В комнате только один человек – Кингстон-Литтль.
Он сидит на табурете, за большим некрашеным столом, опершись о стол локтями и опустив голову на руки, и глядит прямо на Сэма.
– Сэр, мне ничего не будет?
– Болван!
Вот тебе и тонкое обращение! Собственно, почему он прежде был мистером Сэмом, а теперь стал болваном? Разве он не сделал все, что нужно?
– Потому что вы скисли, мистер Сэм.
– Мистер, я не знал, что это бомба. Если бы я знал, что это бомба. Если бы знал, побей меня бог…
– За то, что вы идиот, вас бог и побьет, уважаемый мистер Сэм. Видали ли вы когда-нибудь настоящие бомбы?
– На войне я видел, мистер, ручные гранаты. Это не то, что та жестянка, которую вы мне дали.
– То-то! Это и не была бомба, мистер Сэм.
– Но она взорвалась, когда я ее бросил.
– Это была хлопушка. Поняли? Хлопушка!
– И она никого не убила?
– Никого.
– Но взрыв, мистер? У меня до сих пор звенит в ушах.
– Потому что вы трус, уважаемый мистер. Все вам показалось со страху.
– Для чего же надо было бросить эту штучку?

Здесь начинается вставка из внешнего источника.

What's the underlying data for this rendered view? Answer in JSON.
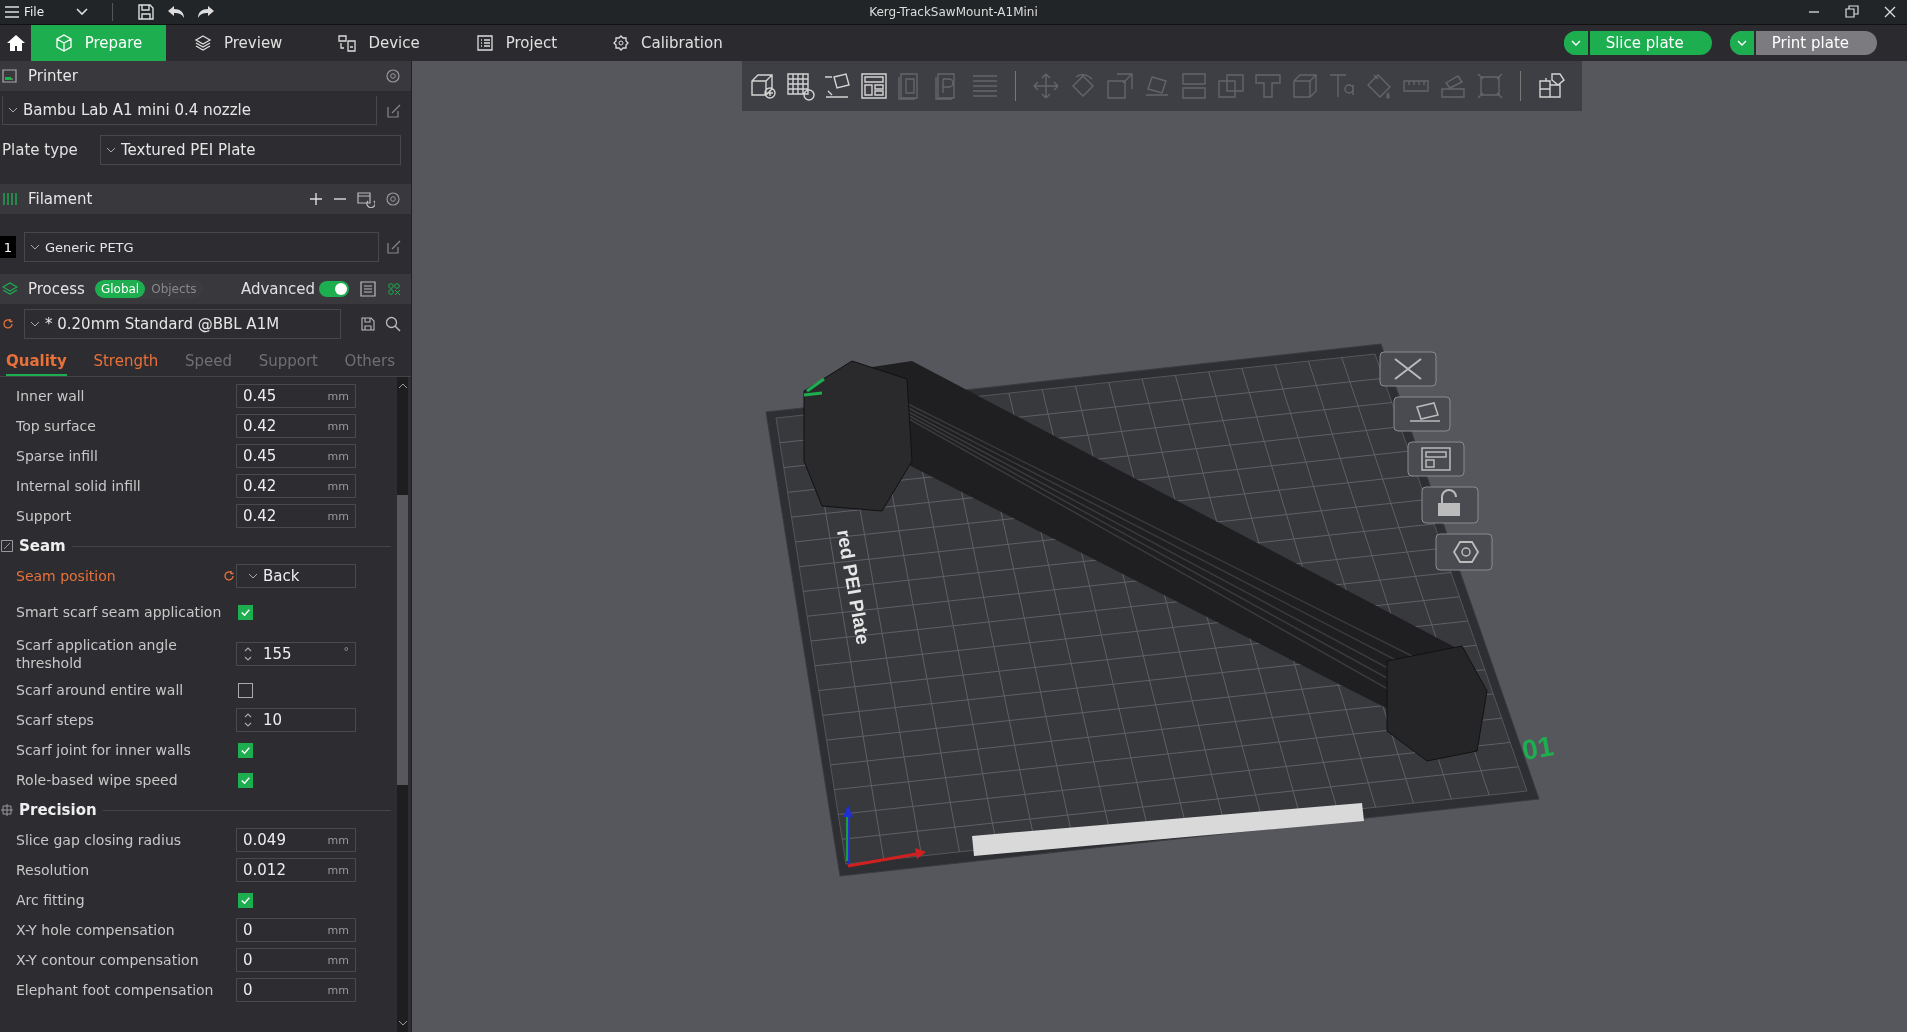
{
  "titlebar": {
    "menu": "File",
    "title": "Kerg-TrackSawMount-A1Mini"
  },
  "tabs": [
    {
      "label": "Prepare",
      "selected": true
    },
    {
      "label": "Preview",
      "selected": false
    },
    {
      "label": "Device",
      "selected": false
    },
    {
      "label": "Project",
      "selected": false
    },
    {
      "label": "Calibration",
      "selected": false
    }
  ],
  "actions": [
    {
      "label": "Slice plate",
      "kind": "primary"
    },
    {
      "label": "Print plate",
      "kind": "secondary"
    }
  ],
  "printer": {
    "title": "Printer",
    "preset": "Bambu Lab A1 mini 0.4 nozzle",
    "plate_label": "Plate type",
    "plate_value": "Textured PEI Plate"
  },
  "filament": {
    "title": "Filament",
    "items": [
      {
        "index": "1",
        "name": "Generic PETG"
      }
    ]
  },
  "process": {
    "title": "Process",
    "scopes": [
      {
        "label": "Global",
        "selected": true
      },
      {
        "label": "Objects",
        "selected": false
      }
    ],
    "advanced": {
      "label": "Advanced",
      "on": true
    },
    "preset": "* 0.20mm Standard @BBL A1M"
  },
  "setting_tabs": [
    {
      "label": "Quality",
      "selected": true,
      "modified": true
    },
    {
      "label": "Strength",
      "selected": false,
      "modified": true
    },
    {
      "label": "Speed",
      "selected": false,
      "modified": false
    },
    {
      "label": "Support",
      "selected": false,
      "modified": false
    },
    {
      "label": "Others",
      "selected": false,
      "modified": false
    }
  ],
  "groups": [
    {
      "rows": [
        {
          "label": "Inner wall",
          "kind": "number",
          "value": "0.45",
          "unit": "mm",
          "modified": false
        },
        {
          "label": "Top surface",
          "kind": "number",
          "value": "0.42",
          "unit": "mm",
          "modified": false
        },
        {
          "label": "Sparse infill",
          "kind": "number",
          "value": "0.45",
          "unit": "mm",
          "modified": false
        },
        {
          "label": "Internal solid infill",
          "kind": "number",
          "value": "0.42",
          "unit": "mm",
          "modified": false
        },
        {
          "label": "Support",
          "kind": "number",
          "value": "0.42",
          "unit": "mm",
          "modified": false
        }
      ]
    },
    {
      "title": "Seam",
      "rows": [
        {
          "label": "Seam position",
          "kind": "dropdown",
          "value": "Back",
          "modified": true
        },
        {
          "label": "Smart scarf seam application",
          "kind": "checkbox",
          "checked": true,
          "modified": false
        },
        {
          "label": "Scarf application angle threshold",
          "kind": "spin",
          "value": "155",
          "unit": "°",
          "modified": false
        },
        {
          "label": "Scarf around entire wall",
          "kind": "checkbox",
          "checked": false,
          "modified": false
        },
        {
          "label": "Scarf steps",
          "kind": "spin",
          "value": "10",
          "modified": false
        },
        {
          "label": "Scarf joint for inner walls",
          "kind": "checkbox",
          "checked": true,
          "modified": false
        },
        {
          "label": "Role-based wipe speed",
          "kind": "checkbox",
          "checked": true,
          "modified": false
        }
      ]
    },
    {
      "title": "Precision",
      "rows": [
        {
          "label": "Slice gap closing radius",
          "kind": "number",
          "value": "0.049",
          "unit": "mm",
          "modified": false
        },
        {
          "label": "Resolution",
          "kind": "number",
          "value": "0.012",
          "unit": "mm",
          "modified": false
        },
        {
          "label": "Arc fitting",
          "kind": "checkbox",
          "checked": true,
          "modified": false
        },
        {
          "label": "X-Y hole compensation",
          "kind": "number",
          "value": "0",
          "unit": "mm",
          "modified": false
        },
        {
          "label": "X-Y contour compensation",
          "kind": "number",
          "value": "0",
          "unit": "mm",
          "modified": false
        },
        {
          "label": "Elephant foot compensation",
          "kind": "number",
          "value": "0",
          "unit": "mm",
          "modified": false
        }
      ]
    }
  ],
  "scene": {
    "plate_text": "red PEI Plate",
    "plate_number": "01"
  }
}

– Вы патриот, мистер Сэм, но в политике ни уха, ни рыла не понимаете.
– Ни рыла, мистер.
– Ну, и не суйте нос не в свое дело. Молчите. А если вы кому-нибудь скажете хотя бы одно слово, то… Вы видите, уважаемый?
Кингстон-Литтль вскакивает и сует под нос Сэму блестящее дуло револьвера.
– Видите? Наши ребята живо сфабрикуют из вас покойника.
– Побей меня бог, мистер Литтль. Никому! Ничего! Кингстон-Литтль садится на свое место и прячет револьвер в карман.
– Почему вы еще не экипировались, Сэм?
– Я еще не успел экип… Тьфу!
– Вон там сверток. Переоденьтесь. Вся одежда на вас в клочьях.
– Это от хлопушки?
– Ну да, от хлопушки.
В свертке новенький синий костюм. И кепка тоже. И даже глаженая рубашка. Сэм живо переодевается и становится таким Сэмом, каким он был в лучшие времена.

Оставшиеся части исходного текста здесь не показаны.